Making every human gene accessible and linkable

What if every human had access to the sum total of all biomedical knowledge? Not only through articles in popular science periodicals or sensational tv documentaries, but real access that goes both ways, where the general public can engage and influence their biomedical scientists. Biomedical research is typically reported through articles in scientific journals (the collection of which increases by more than 1 million per year). Some information is structured and shared through literally thousands of different, partially overlapping databases. Both of these information resources are almost completely opaque to the general public because of paywalls and the challenges of querying multiple non­interoperable databases. Even professional scientists with both institutionally funded journal and database access face major challenges in assimilating the knowledge needed to generate effective new hypotheses. It is not uncommon for a scientist to spend a large part of their precious time on technicalities of data access and integration, time that would be better spent on finding a cure for cancer, for example.

From its inception, Wikipedia has taken an entirely different approach to distributing knowledge. Topic­focused, encyclopaedic articles naturally lend themselves to interlinking and to evolution over time. Community ownership ensures broad access and, in the great majority of cases, results in high quality. Since 2005, Wikipedians have made a concerted effort to organize and improve the content of biomedically relevant articles via, for example, WikiProjectMolecular and Cellular Biology ( WikiProject Medicine. Recognizing the value of Wikipedia as a repository and foundry of this kind of knowledge, the NIH funded the Gene Wiki ( in 2010 to help continue to stimulate growth and improve content focused on human genes.

Now in its second iteration, the Gene Wiki project is coordinating with the recently released WikiData platform as it continues to advance its goals of democratizing access to biomedical knowledge. Wikidata is the centralized linked knowledge base for Wikimedia projects, such as all different language Wikipedias. Structured elements of Wikipedia articles such as tables can now be built dynamically from knowledge captured in Wikidata. As with Wikipedia articles, any Wikidata entry can be edited by anyone (both humans and computer programs). In the other direction, Wikidata provides interfaces, including a SPARQL endpoint, for external applications to query.

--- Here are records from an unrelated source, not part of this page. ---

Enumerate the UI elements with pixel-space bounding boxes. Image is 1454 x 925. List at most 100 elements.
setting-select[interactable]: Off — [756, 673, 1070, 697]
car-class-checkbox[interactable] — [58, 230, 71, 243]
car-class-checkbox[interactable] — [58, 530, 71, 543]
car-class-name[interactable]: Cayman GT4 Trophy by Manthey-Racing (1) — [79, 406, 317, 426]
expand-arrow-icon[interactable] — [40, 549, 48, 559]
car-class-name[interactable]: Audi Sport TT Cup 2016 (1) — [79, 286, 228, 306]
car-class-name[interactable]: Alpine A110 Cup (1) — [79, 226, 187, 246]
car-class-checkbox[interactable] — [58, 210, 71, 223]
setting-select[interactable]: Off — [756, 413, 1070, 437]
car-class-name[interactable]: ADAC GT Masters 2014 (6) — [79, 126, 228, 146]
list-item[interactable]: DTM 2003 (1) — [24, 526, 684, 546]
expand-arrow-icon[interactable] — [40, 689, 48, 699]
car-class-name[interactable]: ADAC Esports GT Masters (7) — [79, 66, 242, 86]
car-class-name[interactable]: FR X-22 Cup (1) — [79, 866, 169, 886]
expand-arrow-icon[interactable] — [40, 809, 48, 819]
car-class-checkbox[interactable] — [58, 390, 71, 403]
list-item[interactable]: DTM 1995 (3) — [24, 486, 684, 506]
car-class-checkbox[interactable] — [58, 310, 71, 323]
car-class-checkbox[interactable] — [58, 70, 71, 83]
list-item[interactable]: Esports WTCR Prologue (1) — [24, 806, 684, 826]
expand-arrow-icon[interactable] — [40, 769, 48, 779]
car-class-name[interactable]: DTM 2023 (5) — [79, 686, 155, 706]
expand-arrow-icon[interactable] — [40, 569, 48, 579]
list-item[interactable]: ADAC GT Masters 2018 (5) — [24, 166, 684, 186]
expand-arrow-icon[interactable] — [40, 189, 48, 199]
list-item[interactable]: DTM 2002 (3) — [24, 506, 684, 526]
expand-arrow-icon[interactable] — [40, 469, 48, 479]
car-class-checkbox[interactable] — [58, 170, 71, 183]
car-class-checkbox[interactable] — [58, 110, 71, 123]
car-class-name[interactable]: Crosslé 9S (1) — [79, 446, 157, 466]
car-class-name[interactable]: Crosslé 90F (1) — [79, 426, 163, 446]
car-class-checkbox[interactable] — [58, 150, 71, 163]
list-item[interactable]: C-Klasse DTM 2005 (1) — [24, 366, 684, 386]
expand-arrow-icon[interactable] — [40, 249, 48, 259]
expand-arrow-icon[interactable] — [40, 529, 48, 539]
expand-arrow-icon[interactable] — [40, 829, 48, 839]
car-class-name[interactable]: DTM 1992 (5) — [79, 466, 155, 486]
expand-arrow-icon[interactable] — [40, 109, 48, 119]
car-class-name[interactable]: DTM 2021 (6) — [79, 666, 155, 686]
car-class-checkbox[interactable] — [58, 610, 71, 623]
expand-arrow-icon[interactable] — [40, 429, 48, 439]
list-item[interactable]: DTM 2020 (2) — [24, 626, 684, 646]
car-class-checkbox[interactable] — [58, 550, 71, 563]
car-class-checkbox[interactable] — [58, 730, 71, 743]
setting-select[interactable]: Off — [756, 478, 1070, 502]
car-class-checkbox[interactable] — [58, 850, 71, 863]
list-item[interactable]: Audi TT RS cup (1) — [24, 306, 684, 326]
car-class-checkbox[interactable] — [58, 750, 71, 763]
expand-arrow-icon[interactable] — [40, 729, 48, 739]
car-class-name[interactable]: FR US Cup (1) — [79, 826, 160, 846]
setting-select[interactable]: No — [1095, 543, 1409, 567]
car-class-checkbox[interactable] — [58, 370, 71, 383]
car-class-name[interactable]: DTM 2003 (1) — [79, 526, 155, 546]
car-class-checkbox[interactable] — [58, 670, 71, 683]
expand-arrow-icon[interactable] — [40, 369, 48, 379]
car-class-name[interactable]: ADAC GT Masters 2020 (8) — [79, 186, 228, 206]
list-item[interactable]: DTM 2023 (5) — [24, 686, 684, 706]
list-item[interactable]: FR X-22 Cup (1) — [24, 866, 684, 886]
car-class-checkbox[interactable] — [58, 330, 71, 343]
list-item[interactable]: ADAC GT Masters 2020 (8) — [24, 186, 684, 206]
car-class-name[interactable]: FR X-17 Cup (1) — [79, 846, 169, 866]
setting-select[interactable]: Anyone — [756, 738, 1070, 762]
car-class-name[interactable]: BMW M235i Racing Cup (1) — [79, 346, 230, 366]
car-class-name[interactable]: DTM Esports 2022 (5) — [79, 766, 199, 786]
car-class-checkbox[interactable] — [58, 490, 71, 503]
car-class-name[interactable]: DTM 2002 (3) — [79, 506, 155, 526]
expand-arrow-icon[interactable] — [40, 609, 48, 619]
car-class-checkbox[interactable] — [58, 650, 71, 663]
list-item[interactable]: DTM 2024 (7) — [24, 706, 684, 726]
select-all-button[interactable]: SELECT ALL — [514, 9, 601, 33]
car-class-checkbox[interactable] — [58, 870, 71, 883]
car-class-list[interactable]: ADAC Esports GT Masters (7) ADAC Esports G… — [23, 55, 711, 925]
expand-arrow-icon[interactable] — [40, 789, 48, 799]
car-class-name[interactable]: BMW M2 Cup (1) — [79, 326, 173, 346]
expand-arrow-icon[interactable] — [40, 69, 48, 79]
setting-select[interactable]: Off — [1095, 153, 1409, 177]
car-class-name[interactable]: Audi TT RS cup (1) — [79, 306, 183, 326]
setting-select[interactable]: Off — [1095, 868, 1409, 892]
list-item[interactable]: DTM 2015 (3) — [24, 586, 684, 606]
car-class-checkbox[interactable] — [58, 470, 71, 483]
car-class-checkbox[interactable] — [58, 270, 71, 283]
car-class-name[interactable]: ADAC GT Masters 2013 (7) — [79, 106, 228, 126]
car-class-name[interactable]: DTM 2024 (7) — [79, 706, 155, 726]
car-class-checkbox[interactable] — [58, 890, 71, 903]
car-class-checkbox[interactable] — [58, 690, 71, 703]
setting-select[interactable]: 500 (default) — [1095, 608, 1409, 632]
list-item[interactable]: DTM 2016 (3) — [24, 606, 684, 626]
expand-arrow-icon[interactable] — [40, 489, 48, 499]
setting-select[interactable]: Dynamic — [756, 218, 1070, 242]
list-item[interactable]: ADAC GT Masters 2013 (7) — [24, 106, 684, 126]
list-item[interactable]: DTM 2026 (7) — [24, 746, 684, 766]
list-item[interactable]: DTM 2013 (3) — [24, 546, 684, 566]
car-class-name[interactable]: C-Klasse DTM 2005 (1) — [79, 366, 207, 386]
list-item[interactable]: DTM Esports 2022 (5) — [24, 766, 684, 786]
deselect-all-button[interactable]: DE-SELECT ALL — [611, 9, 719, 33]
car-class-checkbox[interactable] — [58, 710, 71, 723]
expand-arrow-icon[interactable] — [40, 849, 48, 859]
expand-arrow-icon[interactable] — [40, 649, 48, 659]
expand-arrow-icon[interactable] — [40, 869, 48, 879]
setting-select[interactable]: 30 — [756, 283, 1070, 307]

As Wikipedia provides open access to an evolving collection of human readable articles, Wikidata provides access to an evolving trove of structured data. Together, these public resources provide the means for research communities to efficiently share their insights with each other as well as the public at large. The knowledge is there to use, outside the scope of any professional limitation. Not only is this a great way of disseminating knowledge, it also opens up scientific knowledge for public scrutiny. Anyone has access to the data, to references about where it came from, and to the discussion pages behind each Wikidata item where they can engage in discussing the quality of the knowledge added. Community input is broadcasted back to the original data owners, which has already lead to improvements in the source data. We are working to promote this two­way traffic such that it leads to higher quality scientific data and thus improves our collective understanding of ourselves and the world around us.